Me llamó Marco Polo al periódico para decirme: “No te puedes perder la dirección que hace Adolfo Marsillach de mi traducción del Tartufo. Deja en pernetas a López Rodó y a toda la tecnocracia”. Marco Polo era Enrique Llovet, un intelectual de cultura excepcional, que dejó estupefacta a la Redacción de ABC aquel día en que telefoneó desde Bagdad: “Estad preparados con el Rey Faisal. Lo asesinan esta tarde”. Y así fue. Aquel día, 14 de julio de 1958, se fracturó la historia del Oriente Medio, Irak en ebullición, con el asesinato del Rey hachemita, descendiente de Fátima, la hija de Mahoma.
Naturalmente, le hice caso a Marco Polo y me fui al teatro de la Comedia, creo. Era 1969, y todavía me estoy riendo de aquel Tartufo en el que Marsillach se burlaba de la clase tecnocrática y de la hipócrita religiosidad de algunos que solo buscaban el poder político y forrarse los bolsillos. En 1978, ya en democracia, Marsillach reprodujo el Tartufo debelador, esta vez como actor, y con menor fortuna.
Advertí entonces la grandeza teatral de Molière, aunque aquella farsa había sido retomada y tal vez deformada con fines políticos. “Todos alaban a Molière para robustecer sus propósitos”, había escrito Mijaíl Bulgákov en la biografía que escribió sobre el autor de El enfermo imaginario, en la que advierte sobre la influencia de Gassendi, el gran matemático y filósofo. Molière exaltó a la juventud, rechazó la pedantería, la presunción, la erudición a la violeta, la beatería, la religiosidad hipócrita y la injusticia política. Jamais par le force on n’entre dans coeur, escribió. Shakespeare en Inglaterra, Cervantes en España, Goethe en Alemania, Dante en Italia, Dostoievski en Rusia, Basho en Japón, Tagore en la India, Li Taipe en China, forman junto a Molière en Francia la cabeza literaria del mundo moderno y contemporáneo.
Padre de la Comédie Française, Molière no podía imaginar que sus estatutos los firmaría Napoleón en el palacio del Kremlin cuando sus tropas ocupaban Moscú. El dramaturgo más destacado de la literatura francesa, que celebra ahora los cuatro siglos de su aniversario, rendía culto al idioma: “La grammaire –escribió en Les femmes savantes– qui sait régenter jusqu’aux rois, et les fait, le main haut, obéir à ses lois” (La gramática que, incluso, gobierna a los reyes y les obliga, mano en alto, a obedecer sus leyes).
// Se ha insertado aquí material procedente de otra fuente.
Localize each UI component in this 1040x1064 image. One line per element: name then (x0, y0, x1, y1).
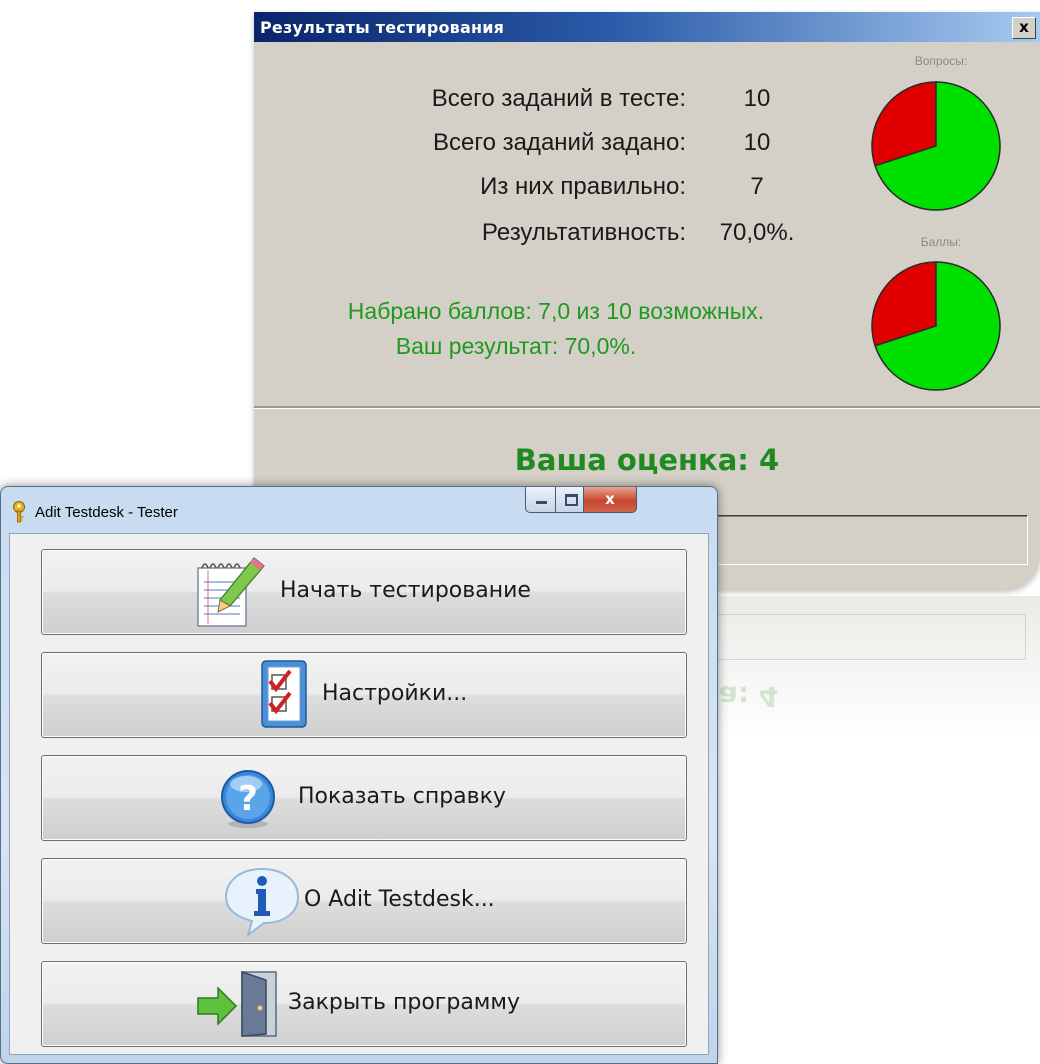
results-ok-button[interactable] (704, 515, 1028, 565)
tester-client-area: Начать тестирование Настройки... ? Показ… (9, 533, 709, 1055)
results-reflection: ка: 4 (700, 596, 1040, 736)
grade-text: Ваша оценка: 4 (514, 443, 780, 477)
points-summary: Набрано баллов: 7,0 из 10 возможных. (347, 298, 765, 324)
stat-value-total: 10 (743, 85, 771, 112)
key-icon (13, 501, 25, 523)
tester-title: Adit Testdesk - Tester (35, 504, 178, 521)
stat-label-correct: Из них правильно: (480, 173, 686, 200)
start-test-label: Начать тестирование (280, 578, 531, 603)
stat-value-asked: 10 (743, 129, 771, 156)
exit-door-icon (197, 970, 277, 1037)
maximize-icon (565, 494, 578, 506)
maximize-button[interactable] (555, 487, 585, 513)
pie-points-caption: Баллы: (920, 235, 962, 249)
show-help-button[interactable]: ? Показать справку (41, 755, 687, 841)
minimize-button[interactable] (525, 487, 557, 513)
results-titlebar: Результаты тестирования x (254, 12, 1040, 42)
stat-label-efficiency: Результативность: (481, 219, 686, 246)
close-icon: x (605, 490, 615, 508)
close-program-label: Закрыть программу (288, 990, 521, 1015)
about-label: О Adit Testdesk... (304, 887, 495, 912)
minimize-icon (536, 501, 547, 504)
close-icon: x (1019, 18, 1029, 36)
results-title: Результаты тестирования (260, 18, 505, 37)
close-program-button[interactable]: Закрыть программу (41, 961, 687, 1047)
stat-label-total: Всего заданий в тесте: (431, 85, 686, 112)
reflection-text: ка: 4 (700, 680, 779, 713)
settings-button[interactable]: Настройки... (41, 652, 687, 738)
notepad-pencil-icon (197, 557, 265, 627)
checklist-icon (261, 660, 307, 728)
stat-value-correct: 7 (750, 173, 764, 200)
stat-label-asked: Всего заданий задано: (432, 129, 686, 156)
close-button[interactable]: x (583, 487, 637, 513)
svg-text:?: ? (238, 779, 258, 819)
tester-window: Adit Testdesk - Tester x Начать тестиров… (0, 486, 718, 1064)
stat-value-efficiency: 70,0%. (719, 219, 795, 246)
about-button[interactable]: О Adit Testdesk... (41, 858, 687, 944)
settings-label: Настройки... (322, 681, 468, 706)
start-test-button[interactable]: Начать тестирование (41, 549, 687, 635)
help-question-icon: ? (221, 770, 275, 828)
info-bubble-icon (224, 867, 300, 937)
points-pie-chart (871, 261, 1001, 391)
result-summary: Ваш результат: 70,0%. (395, 333, 637, 359)
questions-pie-chart (871, 81, 1001, 211)
results-close-button[interactable]: x (1012, 17, 1036, 39)
show-help-label: Показать справку (298, 784, 506, 809)
results-divider (254, 406, 1040, 409)
reflection-bar (702, 614, 1026, 660)
pie-questions-caption: Вопросы: (914, 54, 968, 68)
Inventó Molière la expresión “La República de las Letras” y sabía que la oscuridad caería sobre los grandes personajes políticos y económicos de su época, y que en cambio la Historia inmortalizaría a los escritores y a los artistas. Nadie o casi nadie recuerda en España el nombre del todopoderoso ministro de Hacienda de Felipe III que encarceló a Cervantes. Pero hasta las ranas del estanque del Retiro conocen el nombre del autor del Quijote.
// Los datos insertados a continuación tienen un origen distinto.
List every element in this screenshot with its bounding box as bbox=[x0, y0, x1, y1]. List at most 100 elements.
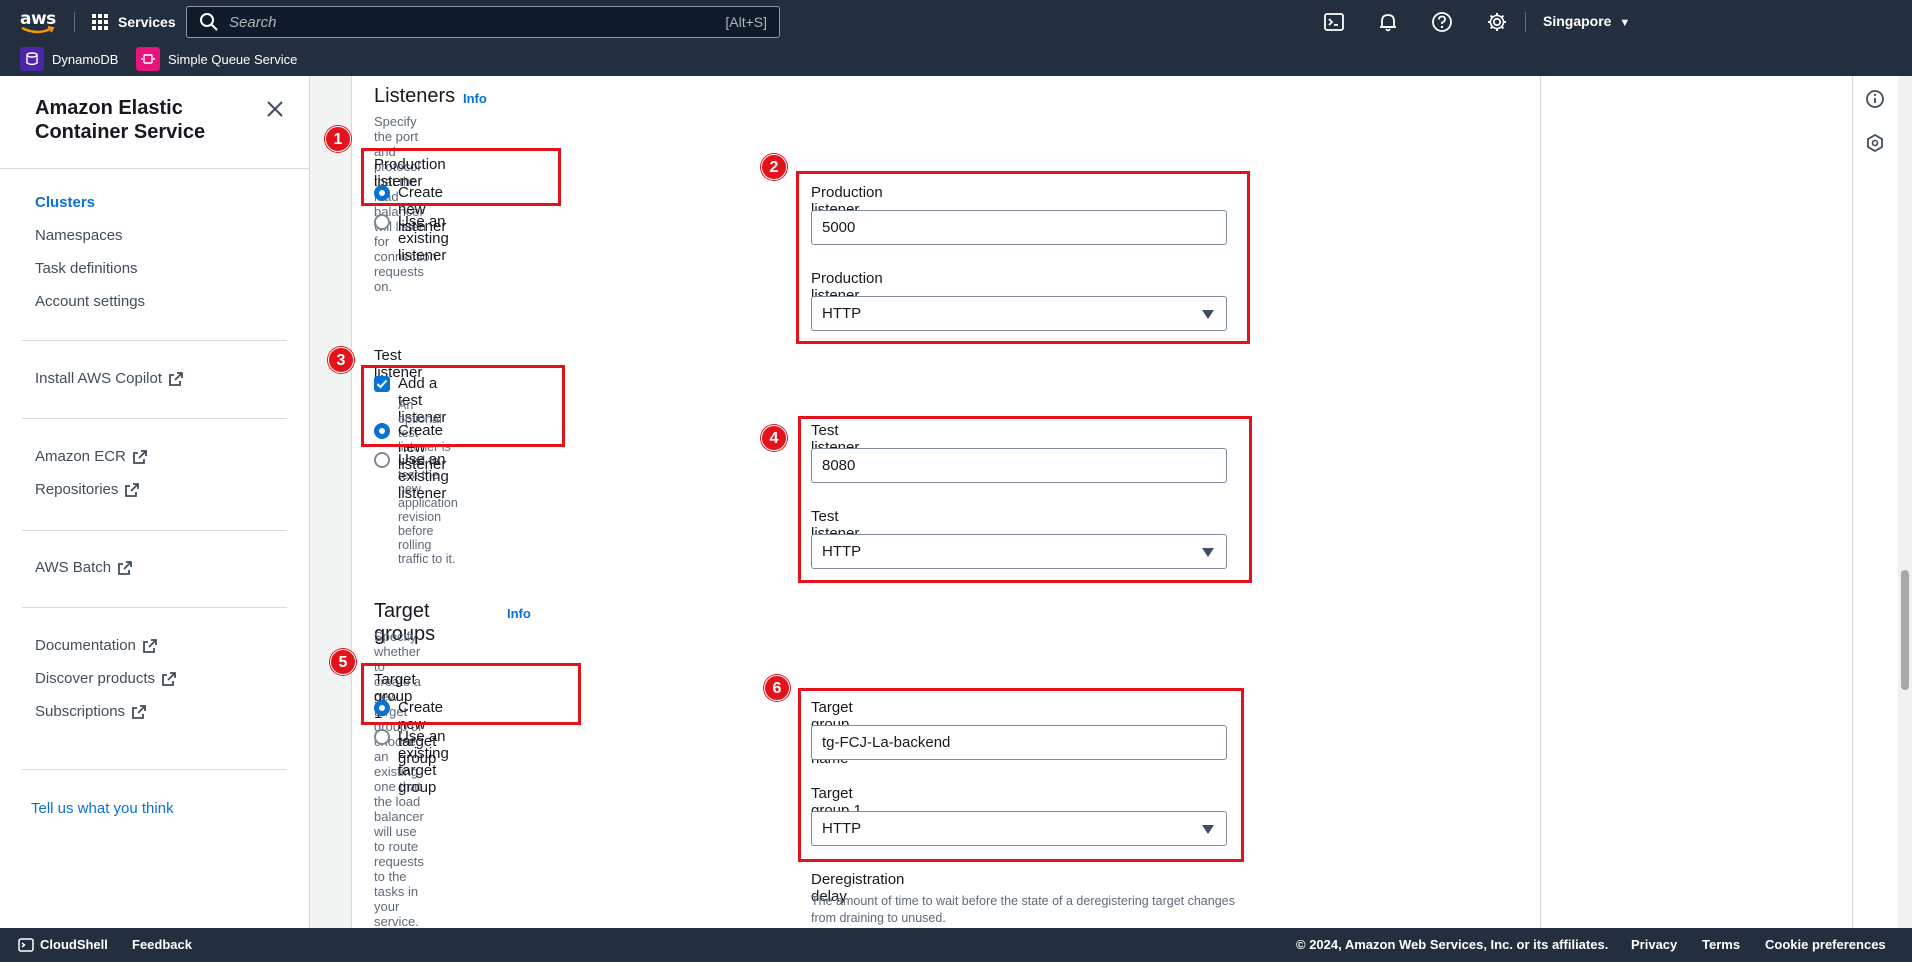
annotation-number-badge: 2 bbox=[761, 154, 787, 180]
annotation-box bbox=[798, 688, 1244, 862]
sidebar-item-amazon-ecr[interactable]: Amazon ECR bbox=[35, 448, 148, 465]
use-existing-listener-radio[interactable] bbox=[374, 214, 390, 230]
external-link-icon bbox=[132, 449, 147, 464]
sidebar-item-label: Repositories bbox=[35, 481, 119, 498]
sidebar-title[interactable]: Amazon Elastic Container Service bbox=[35, 96, 255, 144]
services-menu-button[interactable]: Services bbox=[92, 11, 176, 33]
sidebar-item-label: Subscriptions bbox=[35, 703, 126, 720]
hexagon-settings-icon[interactable] bbox=[1864, 132, 1886, 154]
info-link[interactable]: Info bbox=[507, 606, 531, 621]
radio-label[interactable]: Use an existing listener bbox=[398, 213, 449, 264]
settings-gear-icon[interactable] bbox=[1486, 11, 1508, 33]
tools-rail bbox=[1852, 76, 1898, 928]
search-placeholder: Search bbox=[229, 13, 277, 31]
help-icon[interactable] bbox=[1431, 11, 1453, 33]
divider bbox=[22, 340, 287, 341]
divider bbox=[0, 168, 310, 169]
sidebar-item-repositories[interactable]: Repositories bbox=[35, 481, 140, 498]
sidebar-item-clusters[interactable]: Clusters bbox=[35, 194, 95, 211]
cloudshell-icon[interactable] bbox=[1323, 11, 1345, 33]
sidebar-item-documentation[interactable]: Documentation bbox=[35, 637, 158, 654]
annotation-box bbox=[796, 171, 1250, 344]
privacy-link[interactable]: Privacy bbox=[1631, 937, 1677, 952]
copyright-text: © 2024, Amazon Web Services, Inc. or its… bbox=[1296, 937, 1609, 952]
annotation-number-badge: 5 bbox=[330, 649, 356, 675]
deregistration-delay-description: The amount of time to wait before the st… bbox=[811, 894, 1235, 925]
content-gutter bbox=[310, 76, 352, 928]
sidebar-item-aws-batch[interactable]: AWS Batch bbox=[35, 559, 133, 576]
divider bbox=[22, 607, 287, 608]
annotation-number-badge: 6 bbox=[764, 675, 790, 701]
cloudshell-icon[interactable] bbox=[18, 937, 34, 953]
region-selector[interactable]: Singapore ▼ bbox=[1543, 13, 1630, 29]
divider bbox=[22, 530, 287, 531]
sidebar-item-label: Documentation bbox=[35, 637, 136, 654]
use-existing-target-group-radio[interactable] bbox=[374, 729, 390, 745]
cookie-preferences-link[interactable]: Cookie preferences bbox=[1765, 937, 1886, 952]
top-navigation: aws Services Search [Alt+S] Singapore ▼ … bbox=[0, 0, 1912, 76]
services-grid-icon bbox=[92, 14, 108, 30]
right-side-panel bbox=[1540, 76, 1852, 928]
footer-bar: CloudShell Feedback © 2024, Amazon Web S… bbox=[0, 928, 1912, 962]
sidebar-item-label: Task definitions bbox=[35, 260, 138, 277]
search-icon bbox=[200, 13, 218, 31]
search-shortcut-hint: [Alt+S] bbox=[725, 14, 767, 30]
radio-label[interactable]: Use an existing listener bbox=[398, 451, 449, 502]
page-scrollbar[interactable] bbox=[1898, 76, 1912, 928]
annotation-number-badge: 4 bbox=[761, 425, 787, 451]
sidebar-item-task-definitions[interactable]: Task definitions bbox=[35, 260, 138, 277]
sidebar-item-label: Install AWS Copilot bbox=[35, 370, 162, 387]
sidebar-item-label: Amazon ECR bbox=[35, 448, 126, 465]
sidebar-item-label: Discover products bbox=[35, 670, 156, 687]
scrollbar-thumb[interactable] bbox=[1901, 570, 1909, 690]
terms-link[interactable]: Terms bbox=[1702, 937, 1740, 952]
external-link-icon bbox=[132, 704, 146, 719]
external-link-icon bbox=[118, 560, 133, 575]
main-content: Listeners Info Specify the port and prot… bbox=[0, 0, 1252, 929]
sidebar-item-label: Namespaces bbox=[35, 227, 123, 244]
close-icon[interactable] bbox=[264, 98, 286, 120]
section-heading-listeners: Listeners bbox=[374, 85, 456, 107]
aws-smile-icon bbox=[21, 26, 55, 34]
services-label: Services bbox=[118, 14, 176, 30]
sidebar-item-account-settings[interactable]: Account settings bbox=[35, 293, 145, 310]
external-link-icon bbox=[162, 671, 176, 686]
feedback-link[interactable]: Tell us what you think bbox=[31, 800, 174, 817]
sidebar-item-discover-products[interactable]: Discover products bbox=[35, 670, 177, 687]
favorite-label: DynamoDB bbox=[52, 51, 119, 67]
favorite-sqs[interactable]: Simple Queue Service bbox=[136, 46, 297, 72]
info-panel-icon[interactable] bbox=[1864, 88, 1886, 110]
sidebar-item-label: Account settings bbox=[35, 293, 146, 310]
annotation-number-badge: 3 bbox=[328, 347, 354, 373]
sidebar-item-namespaces[interactable]: Namespaces bbox=[35, 227, 123, 244]
divider bbox=[22, 418, 287, 419]
external-link-icon bbox=[169, 371, 183, 386]
annotation-number-badge: 1 bbox=[325, 126, 351, 152]
side-navigation: Amazon Elastic Container Service Cluster… bbox=[0, 76, 310, 928]
use-existing-test-listener-radio[interactable] bbox=[374, 452, 390, 468]
sidebar-item-label: Clusters bbox=[35, 194, 96, 211]
radio-label[interactable]: Use an existing target group bbox=[398, 728, 449, 796]
feedback-button[interactable]: Feedback bbox=[132, 937, 192, 952]
sidebar-item-label: AWS Batch bbox=[35, 559, 112, 576]
annotation-box bbox=[361, 365, 565, 447]
annotation-box bbox=[361, 148, 561, 206]
divider bbox=[1525, 12, 1526, 32]
external-link-icon bbox=[125, 482, 140, 497]
info-link[interactable]: Info bbox=[463, 91, 487, 106]
notifications-bell-icon[interactable] bbox=[1377, 11, 1399, 33]
search-input[interactable]: Search [Alt+S] bbox=[186, 6, 780, 38]
region-label: Singapore bbox=[1543, 13, 1612, 29]
dynamodb-icon bbox=[20, 47, 44, 71]
divider bbox=[22, 769, 287, 770]
annotation-box bbox=[361, 663, 581, 725]
sidebar-item-install-copilot[interactable]: Install AWS Copilot bbox=[35, 370, 184, 387]
favorite-dynamodb[interactable]: DynamoDB bbox=[20, 46, 118, 72]
cloudshell-button[interactable]: CloudShell bbox=[40, 937, 108, 952]
sidebar-item-subscriptions[interactable]: Subscriptions bbox=[35, 703, 147, 720]
sqs-icon bbox=[136, 47, 160, 71]
caret-down-icon: ▼ bbox=[1619, 17, 1631, 29]
divider bbox=[74, 12, 75, 32]
aws-logo[interactable]: aws bbox=[20, 9, 58, 35]
favorite-label: Simple Queue Service bbox=[168, 51, 298, 67]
Y ahí está Jean Baptiste Poquelin, al que llamamos Molière, tan vivito y coleando, con su profundo conocimiento de la psicología humana, escudriñando siempre las pasiones, las envidias, las miserias, las alegrías, las tristezas y los sentimientos de los hombres y las mujeres. Parece como si contemplara la situación política española actual cuando escribió en El misántropo: “La parfaite raison fuit toute extrémite et veuxque l’on soit sage avec sobrieté”. (La equilibrada razón huye de todo extremismo y anhela la prudencia moderada). Y acierta al sentenciar: “Qui trouve toujours l’art de ne vous rien dire avec degrand discours”. Se refiere al político que domina el arte de no decir nada con su verborrea incesante. “Un sot savant est plussot qu’un sot ignorant”, un tonto ilustrado es más tonto que un tonto ignorante, sentenció en Les femmes savantes.